In the Japanese Government no one really cares about the safe and regulated expansion of its nuclear program and facilities. None of the efforts made by elected officials in Japan since the disaster at Fukushima have had a positive influence on nuclear policies or engineering. Instead this tragedy will go down as one of the most criminal examples of near-universal mismanagement and misdirection, a glaring recurring fact that has prevailed in nuclear disasters decades past.
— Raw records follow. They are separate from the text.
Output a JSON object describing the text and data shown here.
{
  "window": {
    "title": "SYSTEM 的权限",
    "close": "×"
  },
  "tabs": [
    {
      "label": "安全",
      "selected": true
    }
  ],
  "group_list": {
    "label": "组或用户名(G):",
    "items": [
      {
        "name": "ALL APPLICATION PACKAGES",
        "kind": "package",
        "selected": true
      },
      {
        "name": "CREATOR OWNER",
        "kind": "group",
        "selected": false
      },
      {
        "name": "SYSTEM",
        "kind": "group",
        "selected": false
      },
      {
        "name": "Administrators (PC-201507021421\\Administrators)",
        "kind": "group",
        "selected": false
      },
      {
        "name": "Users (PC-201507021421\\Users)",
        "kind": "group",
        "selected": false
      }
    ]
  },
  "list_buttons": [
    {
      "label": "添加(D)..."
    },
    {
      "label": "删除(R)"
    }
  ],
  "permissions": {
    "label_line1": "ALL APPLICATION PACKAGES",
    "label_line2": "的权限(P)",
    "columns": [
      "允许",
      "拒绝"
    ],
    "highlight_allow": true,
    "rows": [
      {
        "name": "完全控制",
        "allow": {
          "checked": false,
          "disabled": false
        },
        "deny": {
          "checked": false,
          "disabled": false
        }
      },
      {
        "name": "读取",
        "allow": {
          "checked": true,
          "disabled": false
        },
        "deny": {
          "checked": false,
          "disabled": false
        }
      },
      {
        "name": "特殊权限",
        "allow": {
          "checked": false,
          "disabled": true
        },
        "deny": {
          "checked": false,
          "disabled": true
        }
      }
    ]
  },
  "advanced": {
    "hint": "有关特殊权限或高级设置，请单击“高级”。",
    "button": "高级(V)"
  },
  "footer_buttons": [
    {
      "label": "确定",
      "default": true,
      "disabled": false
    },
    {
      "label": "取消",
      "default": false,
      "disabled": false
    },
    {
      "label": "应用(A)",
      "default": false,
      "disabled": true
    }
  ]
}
In hindsight it is easy to see that we have always looked to nuclear energy as a form of salvation, "an energy too cheap to meter", but some of our creations have led us to seek a salvation from our technology.
In the future we will look back at this disaster and its effects, and we will likely understand that the personnel on-site made their mistakes, and engineers were told of errors and found unwilling to correct the design. However, it will not be the builders, engineers, or technicians, who are guilty themselves, rather those high above them. The individuals that make up the State components of a nuclear powered economy, and those in positions that knew the dangers and risks both before and after the initial earthquake and tsunami.
Throughout history nearly every disaster has developed through the same pattern, in which multiple small and large mistakes or accidents occur. None of them is required to be individually devastating, but as the weight of these anomalies accumulates, it reaches the point of critical mass for a catastrophe. The only way to prevent these disasters is to have reliable and safe expansion of international energy programs.